Bolsonaro disse que parou de dar entrevista à imprensa na porta do Palácio da Alvorada porque era provocado. “Eu parei de falar com a mídia, porque é o seguinte, os caras batiam na tecla o tempo todo, eu não percebia que queriam me tirar do sério”, afirmou.

Na entrevista desta segunda, o presidente também voltou a defender o ex-ministro da Educação Milton Ribeiro, que foi afastado do cargo após suspeitas de desvios de recursos na pasta.

Em conversa gravada obtida pela Folha, Ribeiro chega a afirmar que o governo federal priorizava prefeituras cujos pedidos de liberação de verba foram negociados por dois pastores que não têm cargo e atuam em um esquema informal de obtenção de verbas do MEC.

Nesta segunda-feira, Bolsonaro admitiu que indicou um dos pastores para o então ministro e disse que não há indício de que Ribeiro cometeu alguma ilicitude.

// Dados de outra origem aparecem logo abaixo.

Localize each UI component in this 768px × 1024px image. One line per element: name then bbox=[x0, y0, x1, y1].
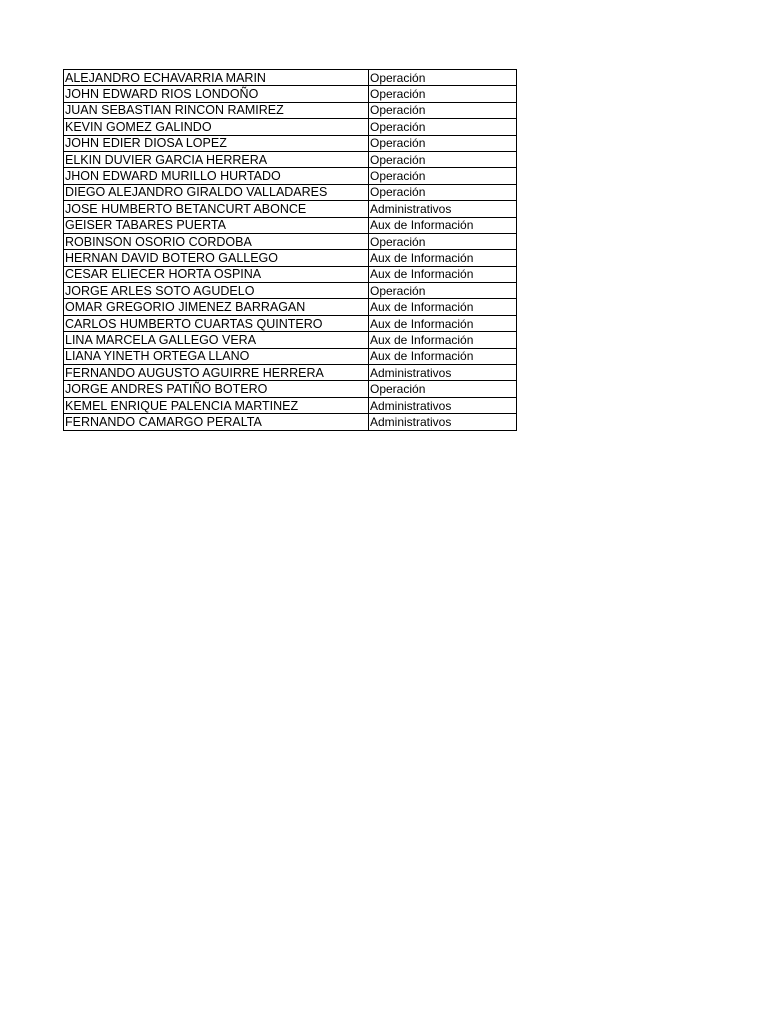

“A verdade. Esses dois pastores me procuraram certo dia, muita gente fala comigo, e queriam ter acesso ao ministro Milton que é pastor também. Aí indiquei para o Milton. Aí o Milton resolveu empregar um deles. Tá ok? Como poderia empregar qualquer um de vocês, um parente, um amigo”, afirmou.

Bolsonaro também relembrou a carta que escreveu em uma sinalização de paz ao ministro Alexandre de Moraes, do STF (Supremo Tribunal Federal), após tê-lo chamado de “canalha” em manifestações no feriado de 7 de Setembro do ano passado.

O presidente disse que o ex-presidente Michel Temer (MDB), que fez a ponte entre ele e Moraes em 2021, voltou a procurá-lo após o julgamento do deputado bolsonarista Daniel Silveira.

Ele afirmou que nessa segunda oportunidade, negou-se a atender ao apelo do emedebista para apaziguar a relação com o Supremo.